I’m looking for a faster method to do a specific operation (i.e., mean of specified indices) on a given tensor. To be more specific, let’s say I have a tensor A
with the shape of [B, N, D]
, with N being the batch size which is 1 in my case, N being the number of nodes, and D being the feature dimension. I also have a list I
which is a list of lists, each of which contains index values. For instance, A
could be of shape [1, 2048, 768]
and I can be I = [ [0, 1], [2], [3, 4, 5], ... ]
.
My goal is to create a resulting tensor Z
which aggregates the mean values from A
based off the indices provided in I
. For now, I’m doing it as below, but it seems to be much time-consuming to produce the resulting Z:
idx_mapping = {k : v for k, v in zip(I, [s for s in range(len(I))])}
Z = torch.zeros(A.size(0), len(I), A.size(2))

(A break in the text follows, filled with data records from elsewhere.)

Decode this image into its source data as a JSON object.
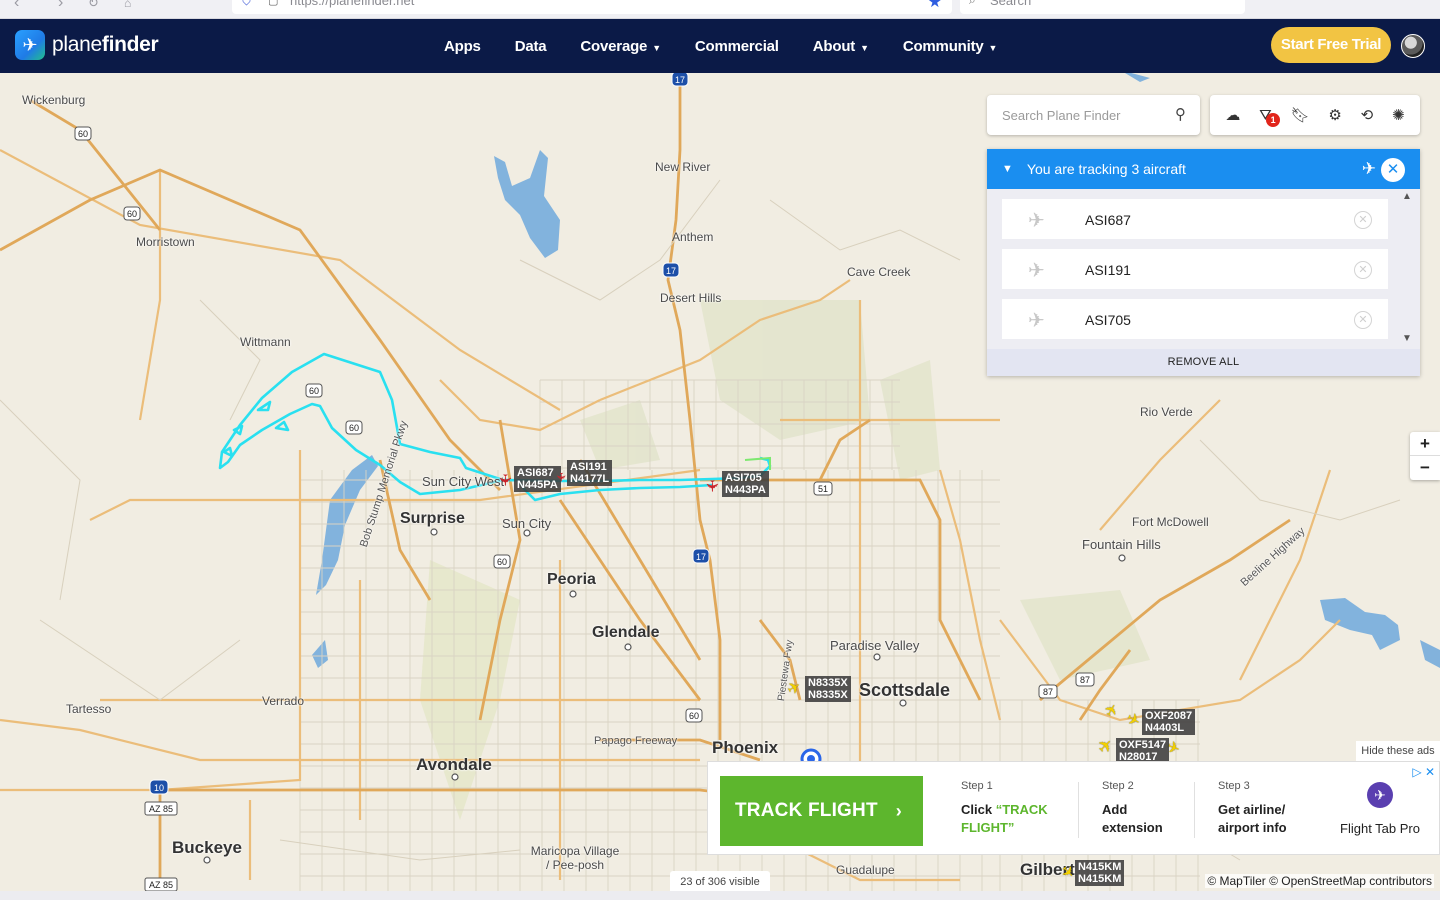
{
  "browser": {
    "url": "https://planefinder.net",
    "search_placeholder": "Search"
  },
  "header": {
    "brand_light": "plane",
    "brand_bold": "finder",
    "nav": [
      {
        "label": "Apps",
        "dropdown": false
      },
      {
        "label": "Data",
        "dropdown": false
      },
      {
        "label": "Coverage",
        "dropdown": true
      },
      {
        "label": "Commercial",
        "dropdown": false
      },
      {
        "label": "About",
        "dropdown": true
      },
      {
        "label": "Community",
        "dropdown": true
      }
    ],
    "cta": "Start Free Trial",
    "colors": {
      "bar": "#0b1a47",
      "cta": "#f2c443"
    }
  },
  "map_search": {
    "placeholder": "Search Plane Finder"
  },
  "toolbar": {
    "icons": [
      "layers-icon",
      "filter-icon",
      "bookmark-icon",
      "settings-icon",
      "history-icon",
      "radar-icon"
    ],
    "filter_badge": "1"
  },
  "tracking": {
    "title": "You are tracking 3 aircraft",
    "aircraft": [
      {
        "callsign": "ASI687"
      },
      {
        "callsign": "ASI191"
      },
      {
        "callsign": "ASI705"
      }
    ],
    "remove_all": "REMOVE ALL",
    "color": "#1a8ef0"
  },
  "zoom": {
    "in": "+",
    "out": "−"
  },
  "places": {
    "wickenburg": "Wickenburg",
    "morristown": "Morristown",
    "wittmann": "Wittmann",
    "new_river": "New River",
    "anthem": "Anthem",
    "desert_hills": "Desert Hills",
    "cave_creek": "Cave Creek",
    "rio_verde": "Rio Verde",
    "fort_mcdowell": "Fort McDowell",
    "fountain_hills": "Fountain Hills",
    "sun_city_west": "Sun City West",
    "surprise": "Surprise",
    "sun_city": "Sun City",
    "peoria": "Peoria",
    "glendale": "Glendale",
    "paradise_valley": "Paradise Valley",
    "scottsdale": "Scottsdale",
    "phoenix": "Phoenix",
    "avondale": "Avondale",
    "tartesso": "Tartesso",
    "verrado": "Verrado",
    "buckeye": "Buckeye",
    "maricopa_village": "Maricopa Village / Pee-posh",
    "guadalupe": "Guadalupe",
    "gilbert": "Gilbert",
    "papago_freeway": "Papago Freeway",
    "beeline_highway": "Beeline Highway",
    "bob_stump": "Bob Stump Memorial Pkwy",
    "piestewa_fwy": "Piestewa Fwy"
  },
  "shields": {
    "us60_a": "60",
    "us60_b": "60",
    "us60_c": "60",
    "us60_d": "60",
    "us60_e": "60",
    "us60_f": "60",
    "i17_a": "17",
    "i17_b": "17",
    "i17_c": "17",
    "sr51": "51",
    "sr87_a": "87",
    "sr87_b": "87",
    "i10": "10",
    "az85_a": "AZ 85",
    "az85_b": "AZ 85"
  },
  "aircraft_labels": [
    {
      "line1": "ASI687",
      "line2": "N445PA"
    },
    {
      "line1": "ASI191",
      "line2": "N4177L"
    },
    {
      "line1": "ASI705",
      "line2": "N443PA"
    },
    {
      "line1": "N8335X",
      "line2": "N8335X"
    },
    {
      "line1": "OXF2087",
      "line2": "N4403L"
    },
    {
      "line1": "OXF5147",
      "line2": "N28017"
    },
    {
      "line1": "N415KM",
      "line2": "N415KM"
    }
  ],
  "ad": {
    "hide": "Hide these ads",
    "cta": "TRACK FLIGHT",
    "step1_num": "Step 1",
    "step1_pre": "Click ",
    "step1_hl": "“TRACK FLIGHT”",
    "step2_num": "Step 2",
    "step2_text": "Add extension",
    "step3_num": "Step 3",
    "step3_text": "Get airline/ airport info",
    "brand": "Flight Tab Pro"
  },
  "footer": {
    "visible_count": "23 of 306 visible",
    "attribution": "© MapTiler © OpenStreetMap contributors"
  },
  "colors": {
    "track": "#29e0f0",
    "map_bg": "#f1ede2",
    "water": "#6fa8dc",
    "arterial": "#e8b870"
  }
}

for k, v in idx_mapping.items():
# indices (List) which we want to take mean from tensor A
mean_indices = k
# mapped idx in the resulting vector Z
embedded_into = v
# do mean on mean_indices of tensor A
token_embed = torch.index_select(A, 1, torch.tensor(eval(f'[{mean_indices.replace("-", ",")}]')).mean(dim=1).unsqueeze(0))
# replace the calculated mean in embedded_into's index of tensor Z
Z = torch.cat((Z[:, :embedded_into, :], token_embed, Z[:, embedded_into+1: , :]), dim=1)
For reference, idx_mapping
is a dictionary that maps the indices of tensor A
to resulting tensor Z
. I have constructed its keys from list I
and values are incremented one by one. For instance, idx_mapping
can be: {'0': 0, '1-2': 1, '3-4-5': 2, ...}
Now the question is that what is the best (and possibly quickest) way to this operation in Pytorch?